Friday, March 18, 2011

Which Synopsis Tickles Your Fancy?

Yesterday, my manservant Google and I were having a fine chat in the drawing room. Through our profound conversation, I discovered that The Mapmaker and the Ghost is listed in Bloomsbury's rights catalogue that they will be presenting at the Bologna Book Fair at the end of this month. The Bologna Book Fair is pretty renowned in the publishing industry and is where a lot of foreign rights are bought and sold.

1) Foreign rights mean my book could be bought in multiple languages, with kids all over the world reading it. That is...let's go with exciting. Yup, I'm excited. That's a benign enough word, right? You're not scared? Okay, good.

2) I found out the month in which my book is--as of now--slated to come out. It's April 2012 (which is still part of Bloomsbury/Walker's Winter season).

3) I found the book synopsis that I think my editor must have written. And it's awesome. It's also really strange that someone else wrote a synopsis of my work. And also, awesome. You know why? I've never been very good at shortening down the gist of my story into a few sentences (nor a few words, apparently, hence the neverending title debacle).

I have a synopsis on my website that I wrote and now I have this one, too. My question is, which one makes you want to pick the book up more? I'm asking because I'm thinking about replacing mine with the "official" house version.

Here's the site version:

Eleven-year-old Goldenrod is starting her summer vacation grounded. Not only that but her best friend, and usual partner-in-exploration, has moved away and left her to deal with the upcoming ordeal of middle school all by herself.
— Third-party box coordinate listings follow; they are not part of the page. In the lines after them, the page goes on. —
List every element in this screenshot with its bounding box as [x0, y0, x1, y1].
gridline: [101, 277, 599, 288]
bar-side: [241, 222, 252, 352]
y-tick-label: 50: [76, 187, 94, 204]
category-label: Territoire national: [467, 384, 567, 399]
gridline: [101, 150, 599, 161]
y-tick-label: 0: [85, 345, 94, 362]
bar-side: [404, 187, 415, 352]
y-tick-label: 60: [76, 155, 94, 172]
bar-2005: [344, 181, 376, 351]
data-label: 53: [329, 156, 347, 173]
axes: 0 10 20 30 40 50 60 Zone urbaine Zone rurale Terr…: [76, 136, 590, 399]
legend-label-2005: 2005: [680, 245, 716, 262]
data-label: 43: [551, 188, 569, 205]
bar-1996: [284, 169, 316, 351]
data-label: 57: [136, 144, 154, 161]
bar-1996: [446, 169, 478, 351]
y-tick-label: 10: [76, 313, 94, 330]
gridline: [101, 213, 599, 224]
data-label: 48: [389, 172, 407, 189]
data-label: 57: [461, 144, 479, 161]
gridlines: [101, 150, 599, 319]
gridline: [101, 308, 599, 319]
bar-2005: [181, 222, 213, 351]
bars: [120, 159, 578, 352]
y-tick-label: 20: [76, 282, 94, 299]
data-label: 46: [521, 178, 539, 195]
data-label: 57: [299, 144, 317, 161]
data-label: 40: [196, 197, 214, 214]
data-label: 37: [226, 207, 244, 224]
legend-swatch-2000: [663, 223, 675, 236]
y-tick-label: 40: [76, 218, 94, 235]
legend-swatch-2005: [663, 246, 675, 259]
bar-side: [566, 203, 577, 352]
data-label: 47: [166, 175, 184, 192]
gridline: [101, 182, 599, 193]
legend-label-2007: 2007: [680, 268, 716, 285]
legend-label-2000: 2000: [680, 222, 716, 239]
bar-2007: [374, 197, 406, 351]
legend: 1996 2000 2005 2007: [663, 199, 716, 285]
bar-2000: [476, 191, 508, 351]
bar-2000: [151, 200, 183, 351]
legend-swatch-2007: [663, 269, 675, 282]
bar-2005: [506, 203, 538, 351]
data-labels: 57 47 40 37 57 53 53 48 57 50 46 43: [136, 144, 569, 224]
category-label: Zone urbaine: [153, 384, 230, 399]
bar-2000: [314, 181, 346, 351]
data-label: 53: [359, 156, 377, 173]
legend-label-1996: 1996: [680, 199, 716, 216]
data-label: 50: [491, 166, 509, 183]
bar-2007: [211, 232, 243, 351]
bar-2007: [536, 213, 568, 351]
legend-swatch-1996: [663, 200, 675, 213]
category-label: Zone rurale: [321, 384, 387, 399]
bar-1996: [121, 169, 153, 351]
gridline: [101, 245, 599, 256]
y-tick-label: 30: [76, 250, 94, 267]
Determined to persevere in the face of such tragic adversity—and become a Legendary Adventurer like her heroes Lewis and Clark—Goldenrod sets out to make the most accurate map her town has ever seen. What she doesn't bargain for is a true blue adventure involving a gang of brilliant troublemakers, a mysterious and very ugly old lady, and an exceedingly unexpected questmaster.

Here is Bloomsbury/Walker's version:

Goldenrod Moram loves adventure, especially when it comes in the form of mapmaking. An avid fan of the legendary explorers Lewis and Clark, she decides to start her own exploring team, the Legendary Adventurers, and to spend her summer vacation discovering the unmapped forest right behind her home. This simple task is complicated by a series of unique events--a chance encounter with a mysterious old lady has her searching for a legendary blue rose. Another, more unfortunate, encounter lands her in the middle of a ragtag bunch of nicknamed ruffians. Throw in the trapped spirit of Meriwether Lewis himself and her well-meaning but nuisance of a little brother, and Goldenrod Moram is in for the quest of a lifetime...

What do you think? Vote in the poll below and feel free to let me know your reasoning in the comments!

Which synopsis makes you want to read the book more?


  1. I think I really like the second one (Bloomsbury/Walker's) - mostly because it grabs me quick and pulls me in. It sounds like an adventure I'd want to be part of!

    The first one is fun, and I feel like I can relate to it well, but I really like how the the second one leaves me wanting to learn more and get involved in the adventure!

  2. The first reads to me like a teaser, with a bit more mystery, while the second is almost what I'd expect to read in a review -- it gives a little more away, and is almost a little spoilery (Lewis is the ghost? no way!). But I think the second also gives a little better feel for what I can expect out of the book, and those specifics suck me in a little better. So unless you want to be a little coy about what's going to happen, I'd say #2.

  3. Thanks Chas & Bryan. I agree with both of you on this. I do think the second one gives more away in the plot, but I also have a sneaking suspicion that's what will end up on the book jacket. Plus I think it strikes a better balance of giving enough away to make a reader interested but still wanting to read to find out more.